Check out the NSTimer docs. It does exactly what you want. You create an NSTimer that will repeat for as long as you want, and call a specific function with specified arguments.

Dan Lorenc
Hey Dan:So that's what NSTimer is for. I have looked into that class before, but didn't quite know that you could use it for functions. Thanks for your help.
PF1
NSTimer can't call a function directly; it can only send a message to an object. Your response to that message can be whatever you want, including calling a function. That said, I can't think of a reason why you would make this a function; you'd more likely just do the auto-save in the method.
Peter Hosey
+6  A: 

I, personally, will be using this for saving content as the user types it in case they quit - But I have seen this effect also used in Twitter clients.

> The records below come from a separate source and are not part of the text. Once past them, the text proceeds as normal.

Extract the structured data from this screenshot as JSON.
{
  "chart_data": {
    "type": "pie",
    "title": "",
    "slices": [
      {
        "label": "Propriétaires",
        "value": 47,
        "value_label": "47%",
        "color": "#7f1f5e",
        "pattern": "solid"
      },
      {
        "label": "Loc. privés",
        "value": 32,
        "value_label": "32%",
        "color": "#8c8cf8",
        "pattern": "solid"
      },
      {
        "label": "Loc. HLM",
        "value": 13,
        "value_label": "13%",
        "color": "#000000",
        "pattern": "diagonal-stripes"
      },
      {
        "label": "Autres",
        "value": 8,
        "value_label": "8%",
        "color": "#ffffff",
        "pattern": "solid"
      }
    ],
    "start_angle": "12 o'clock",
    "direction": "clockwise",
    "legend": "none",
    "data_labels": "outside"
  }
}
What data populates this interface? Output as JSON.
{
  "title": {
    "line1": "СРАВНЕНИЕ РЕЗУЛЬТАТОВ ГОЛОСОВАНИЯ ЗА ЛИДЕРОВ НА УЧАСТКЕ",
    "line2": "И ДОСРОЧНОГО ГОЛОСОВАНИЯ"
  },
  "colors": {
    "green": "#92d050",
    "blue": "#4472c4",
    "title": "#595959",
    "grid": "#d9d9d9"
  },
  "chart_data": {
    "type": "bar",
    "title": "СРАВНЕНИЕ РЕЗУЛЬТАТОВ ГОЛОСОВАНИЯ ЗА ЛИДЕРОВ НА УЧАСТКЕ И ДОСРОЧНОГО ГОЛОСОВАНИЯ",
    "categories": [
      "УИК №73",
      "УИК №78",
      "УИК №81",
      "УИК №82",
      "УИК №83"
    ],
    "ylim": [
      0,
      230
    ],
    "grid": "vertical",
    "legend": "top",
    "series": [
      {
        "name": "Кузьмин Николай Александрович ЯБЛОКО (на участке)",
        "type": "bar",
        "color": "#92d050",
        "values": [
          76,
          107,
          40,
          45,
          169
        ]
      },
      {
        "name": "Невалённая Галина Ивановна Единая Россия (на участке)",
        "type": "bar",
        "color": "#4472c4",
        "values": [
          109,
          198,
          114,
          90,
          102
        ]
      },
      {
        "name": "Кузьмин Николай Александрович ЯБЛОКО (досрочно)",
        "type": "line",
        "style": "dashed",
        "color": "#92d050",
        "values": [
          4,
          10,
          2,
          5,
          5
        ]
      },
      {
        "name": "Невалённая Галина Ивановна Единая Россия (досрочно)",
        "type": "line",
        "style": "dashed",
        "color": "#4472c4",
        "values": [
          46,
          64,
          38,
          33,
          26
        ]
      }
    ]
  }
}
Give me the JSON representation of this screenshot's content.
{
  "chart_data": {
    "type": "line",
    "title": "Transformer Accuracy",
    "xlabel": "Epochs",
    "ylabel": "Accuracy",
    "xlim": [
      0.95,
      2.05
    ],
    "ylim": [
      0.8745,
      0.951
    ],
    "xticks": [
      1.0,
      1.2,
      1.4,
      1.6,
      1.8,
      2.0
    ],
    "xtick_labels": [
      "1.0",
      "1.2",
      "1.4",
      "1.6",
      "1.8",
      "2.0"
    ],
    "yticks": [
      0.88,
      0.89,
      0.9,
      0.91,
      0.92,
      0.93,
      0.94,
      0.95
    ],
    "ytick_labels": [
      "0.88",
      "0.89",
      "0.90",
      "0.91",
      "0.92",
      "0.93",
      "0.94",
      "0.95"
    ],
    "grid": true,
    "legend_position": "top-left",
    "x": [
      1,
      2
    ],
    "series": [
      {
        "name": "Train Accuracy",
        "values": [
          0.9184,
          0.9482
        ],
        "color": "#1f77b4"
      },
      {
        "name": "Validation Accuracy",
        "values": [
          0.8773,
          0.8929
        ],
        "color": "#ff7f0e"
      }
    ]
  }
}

A better solution would be to be the text view's delegate, and respond to textDidChange: by creating the non-repeating timer (if you have not done so already or it has already fired) and setting its fire date to X seconds in the future. Then, the user loses no more than X seconds' worth of work, not up to one minute, and the timer is not firing when the user has not typed anything.

Peter Hosey
Hey Peter:I will definitely look into this.
PF1
Peter: This seems to work very well, but it causes my application window to lag a lot when inputting text. I believe this is because it is saving the file to disk every time the function runs. I didn't implement the timer on this function, as I didn't quite know how to make it not create a new timer on each of the function's run. I imagine this would solve my problem, but I am not quite sure how to accomplish this. Any ideas?
PF1
When the timer fires, release it (if you retained it earlier) and set the variable holding it to `nil`. Then you can test in `textDidChange:` whether the timer exists or not. Also, don't call the function (or send the message) directly from `textDidChange:`; just create the timer, and let it send the message when it fires.
Peter Hosey
Remember, the idea is for the timer to fire X seconds *after* the user's last change. That's why your `textDidChange:` method should postpone the timer with every change.
Peter Hosey
+2  A: 

I, personally, will be using this for saving content as the user types it in case they quit

Then you want autosaving, which takes care of that for you.

Graham Lee
@Graham LeeWould this work even though my NSTextFields were dynamically added to the screen?
PF1
If the text they represent is part of the document model, then yes.